To drive non-homologous end joining (NHEJ) and achieve a precise deletion of most of the bantam locus, two guide RNAs targeting sites 90 base pairs apart were expressed in the germline using the UAS/GAL4 system. Thirty lethal and eight viable lines were established and analyzed. One lethal line exhibited the expected 90 bp deletion, while the others carried diverse indels at one or both cleavage sites. Among the viable lines, seven harbored a single-nucleotide deletion that did not disrupt bantam function. Notably, one viable line, ban d1-44 , carried a hypomorphic allele that reduced organismal size without affecting viability.
To generate precisely edited bantam variants, CRISPR-Cas9–mediated homology-directed repair (HDR) was used using donor plasmids containing engineered mutations in the miRNA seed region, along with a scarless dsRED fluorescent marker. Approximately 40% of the resulting fluorescent lines were correctly edited, demonstrating the efficiency of this strategy for producing specific bantam variants. The remaining lines exhibited unexpected outcomes, among which partial HDR events, where the dsRED marker was integrated but not the bantam mutations, and full donor plasmid integrations, which led to duplication of the bantam locus.
These findings reveal the complexity of CRISPR-Cas9 outcomes, emphasizing the need for thorough screening and characterization of individual candidates in gene-editing experiments. They also provide valuable insights for optimizing genome editing strategies.
Article summary
The authors used Clustered Regularly Interspaced Short Palindromic Repeats (CRISPR) gene editing to mutate the bantam microRNA in Drosophila melanogaster .

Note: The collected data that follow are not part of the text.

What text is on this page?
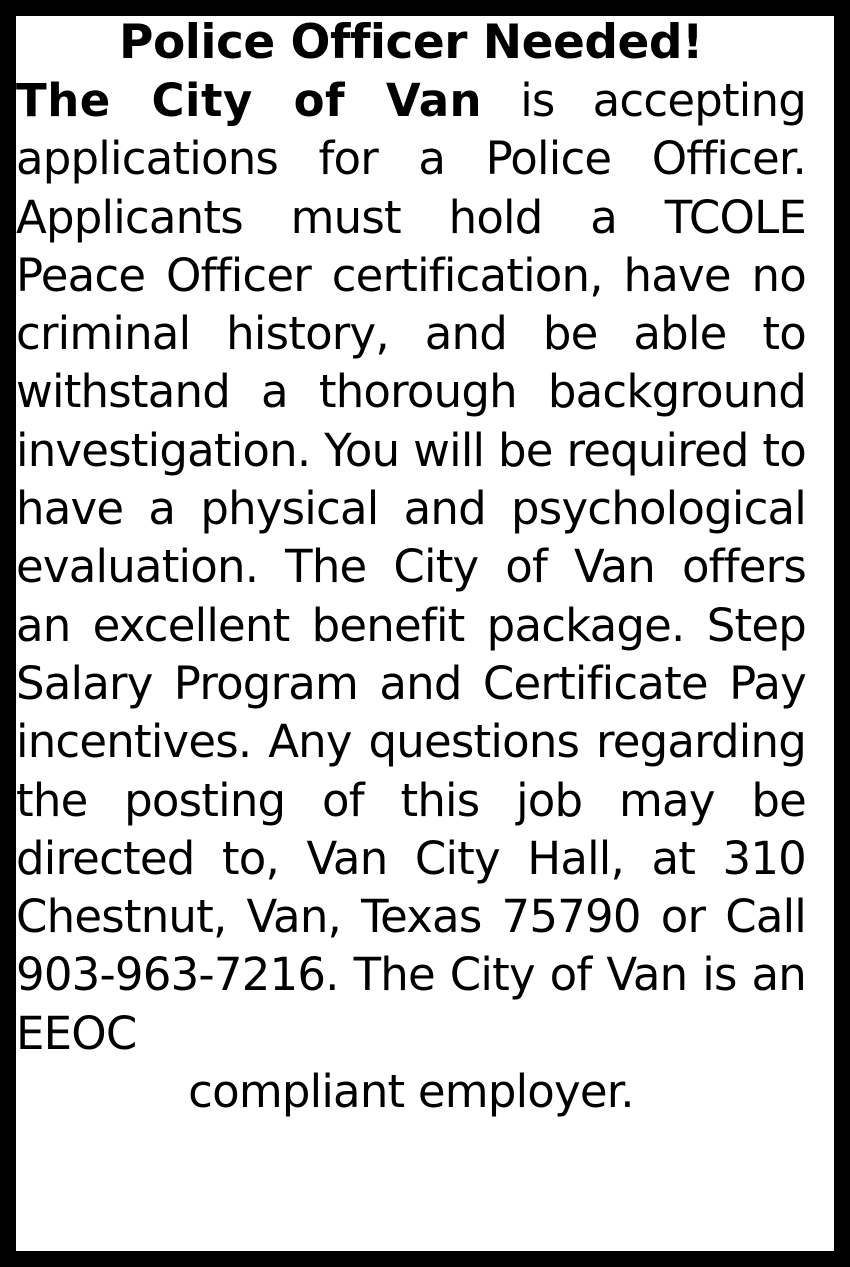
Police Officer Needed!

The City of Van is accepting applications for a Police Officer. Applicants must hold a TCOLE Peace Officer certification, have no criminal history, and be able to withstand a thorough background investigation. You will be required to have a physical and psychological evaluation. The City of Van offers an excellent benefit package. Step Salary Program and Certificate Pay incentives. Any questions regarding the posting of this job may be directed to, Van City Hall, at 310 Chestnut, Van, Texas 75790 or Call 903-963-7216. The City of Van is an EEOC

compliant employer.
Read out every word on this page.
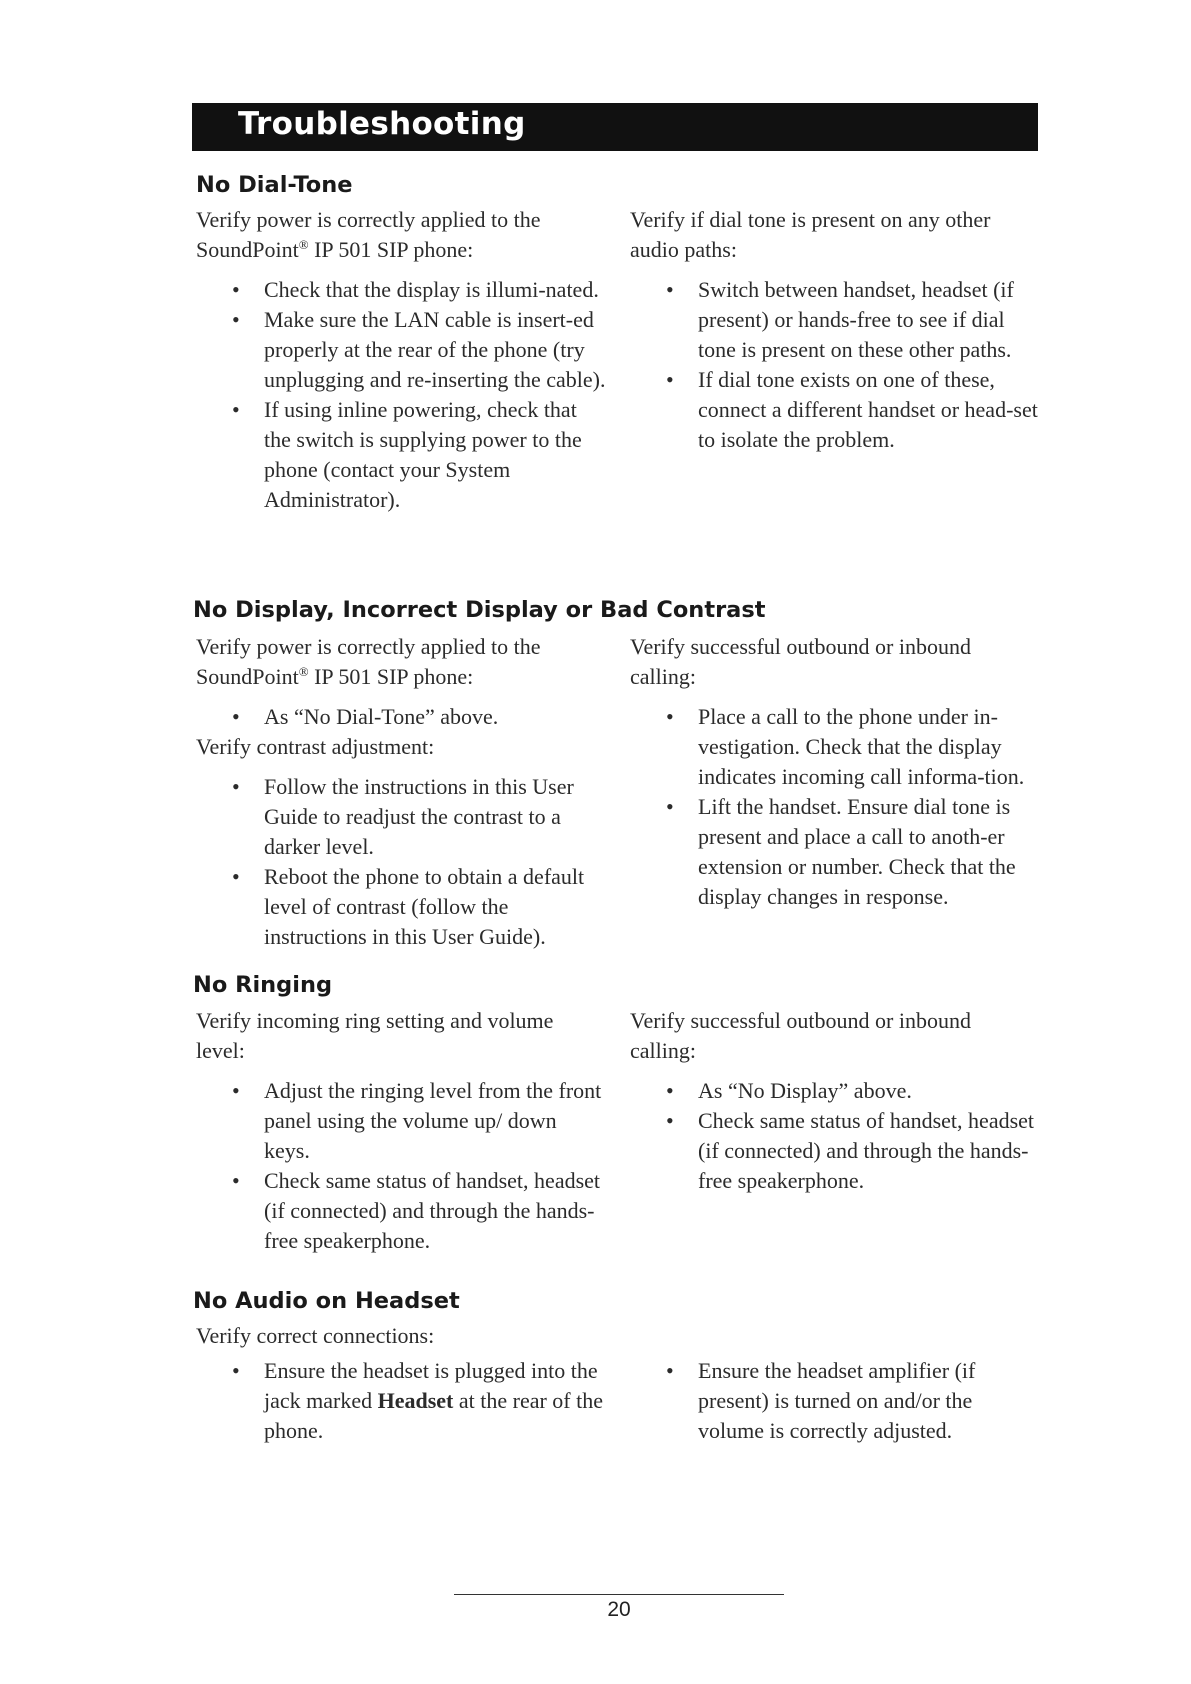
Troubleshooting
No Dial-Tone

Verify power is correctly applied to the SoundPoint® IP 501 SIP phone:

• Check that the display is illumi-nated.
• Make sure the LAN cable is insert-ed properly at the rear of the phone (try unplugging and re-inserting the cable).
• If using inline powering, check that the switch is supplying power to the phone (contact your System Administrator).

Verify if dial tone is present on any other audio paths:

• Switch between handset, headset (if present) or hands-free to see if dial tone is present on these other paths.
• If dial tone exists on one of these, connect a different handset or head-set to isolate the problem.
No Display, Incorrect Display or Bad Contrast

Verify power is correctly applied to the SoundPoint® IP 501 SIP phone:

• As “No Dial-Tone” above.

Verify contrast adjustment:

• Follow the instructions in this User Guide to readjust the contrast to a darker level.
• Reboot the phone to obtain a default level of contrast (follow the instructions in this User Guide).

Verify successful outbound or inbound calling:

• Place a call to the phone under in-vestigation. Check that the display indicates incoming call informa-tion.
• Lift the handset. Ensure dial tone is present and place a call to anoth-er extension or number. Check that the display changes in response.
No Ringing

Verify incoming ring setting and volume level:

• Adjust the ringing level from the front panel using the volume up/ down keys.
• Check same status of handset, headset (if connected) and through the hands-free speakerphone.

Verify successful outbound or inbound calling:

• As “No Display” above.
• Check same status of handset, headset (if connected) and through the hands-free speakerphone.
No Audio on Headset

Verify correct connections:

• Ensure the headset is plugged into the jack marked Headset at the rear of the phone.
• Ensure the headset amplifier (if present) is turned on and/or the volume is correctly adjusted.
20
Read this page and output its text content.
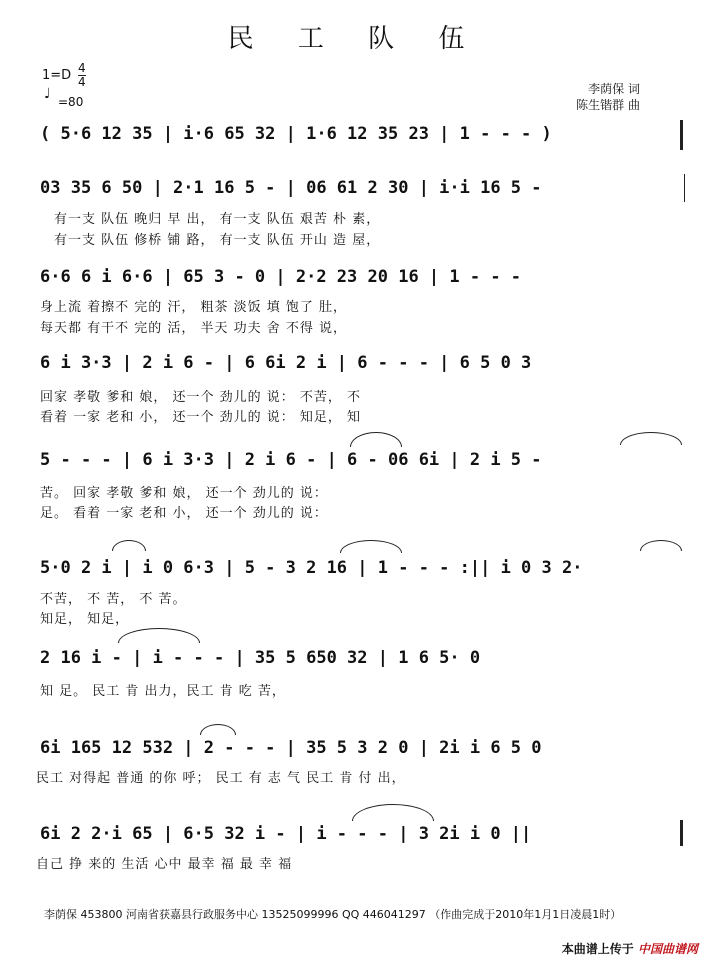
民 工 队 伍
$1=D \frac{4}{4}$
♩ =80
李荫保 词
陈生锴群 曲
( 5·6 12 35 | i·6 65 32 | 1·6 12 35 23 | 1 - - - )
03 35 6 50 | 2·1 16 5 - | 06 61 2 30 | i·i 16 5 -
有一支 队伍 晚归 早 出， 有一支 队伍 艰苦 朴 素，
有一支 队伍 修桥 铺 路， 有一支 队伍 开山 造 屋，
6·6 6 i 6·6 | 65 3 - 0 | 2·2 23 20 16 | 1 - - -
身上流 着擦不 完的 汗， 粗茶 淡饭 填 饱了 肚，
每天都 有干不 完的 活， 半天 功夫 舍 不得 说，
6 i 3·3 | 2 i 6 - | 6 6i 2 i | 6 - - - | 6 5 0 3
回家 孝敬 爹和 娘， 还一个 劲儿的 说： 不苦， 不
看着 一家 老和 小， 还一个 劲儿的 说： 知足， 知
5 - - - | 6 i 3·3 | 2 i 6 - | 6 - 06 6i | 2 i 5 -
苦。 回家 孝敬 爹和 娘， 还一个 劲儿的 说：
足。 看着 一家 老和 小， 还一个 劲儿的 说：
5·0 2 i | i 0 6·3 | 5 - 3 2 16 | 1 - - - :|| i 0 3 2·
不苦， 不 苦， 不 苦。
知足， 知足，
2 16 i - | i - - - | 35 5 650 32 | 1 6 5· 0
知 足。 民工 肯 出力，民工 肯 吃 苦，
6i 165 12 532 | 2 - - - | 35 5 3 2 0 | 2i i 6 5 0
民工 对得起 普通 的你 呼； 民工 有 志 气 民工 肯 付 出，
6i 2 2·i 65 | 6·5 32 i - | i - - - | 3 2i i 0 ||
自己 挣 来的 生活 心中 最幸 福 最 幸 福
李荫保 453800 河南省获嘉县行政服务中心 13525099996 QQ 446041297 （作曲完成于2010年1月1日凌晨1时）
本曲谱上传于 中国曲谱网
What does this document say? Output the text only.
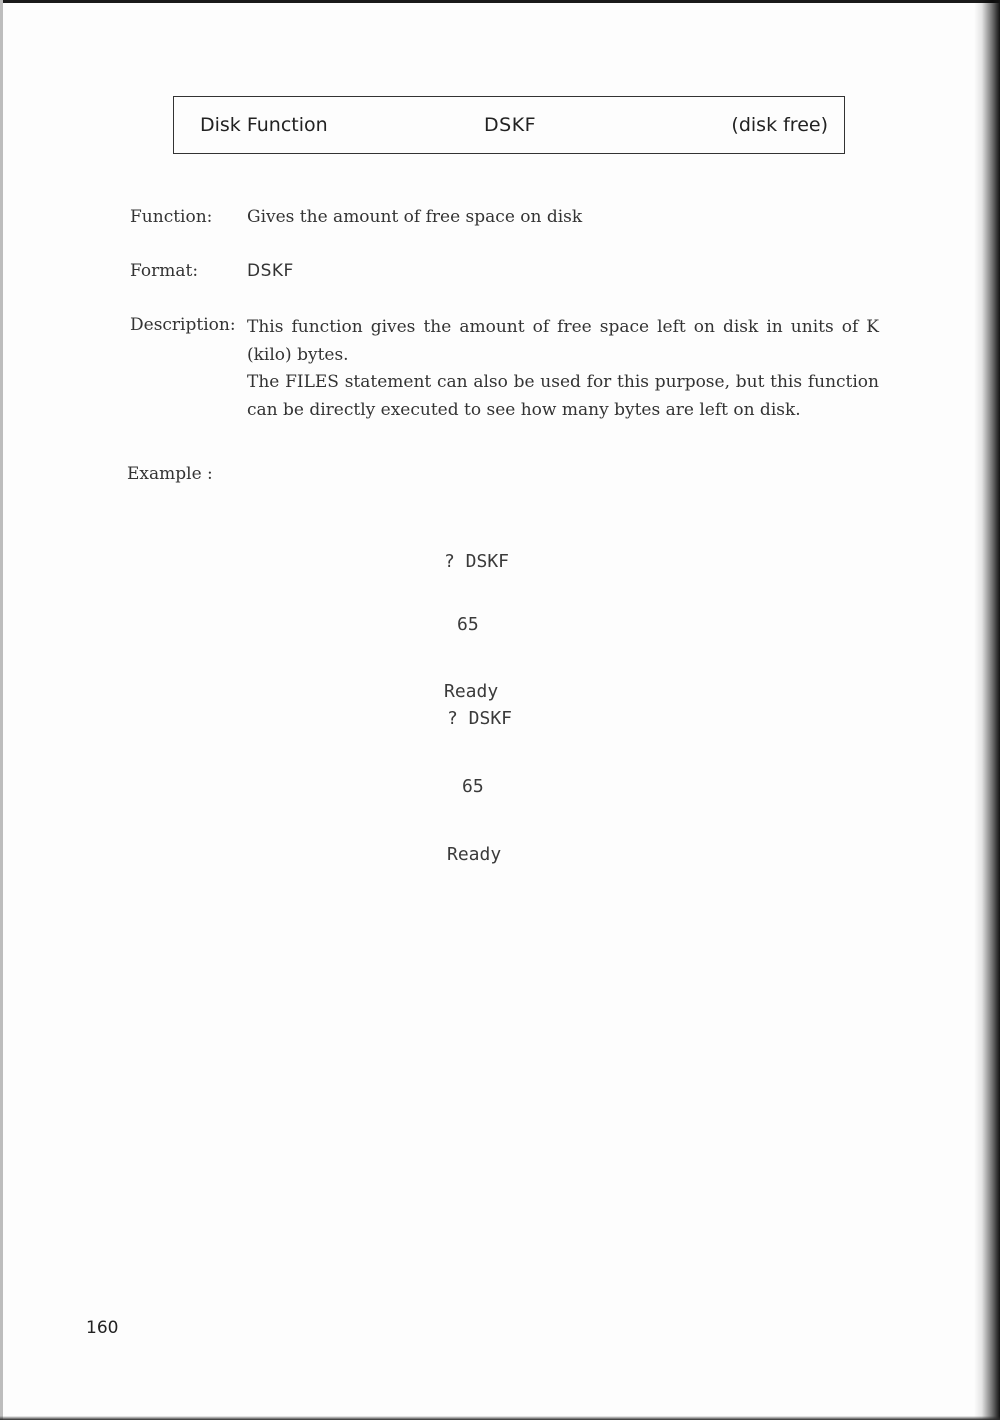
Disk Function	DSKF	(disk free)
Function: Gives the amount of free space on disk
Format:	DSKF
Description: This function gives the amount of free space left on disk in units of K (kilo) bytes.

The FILES statement can also be used for this purpose, but this function can be directly executed to see how many bytes are left on disk.

Example :

? DSKF

65

Ready

? DSKF

65

Ready

160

They guided Non-Homologous End Joining to induce a precise 90 bp deletion. It was the rarest occurrence, while small inactivating indels occurred frequently.
They employed Homology-Directed Repair using a fluorescent marker to specifically target the bantam seed region. This efficiently produced the intended mutations but also led to unexpected outcomes, including partial sequence replacements and full donor plasmid integrations.
These results reveal the complexity of gene editing outcomes and highlight the importance of thorough molecular characterization in genome engineering experiments.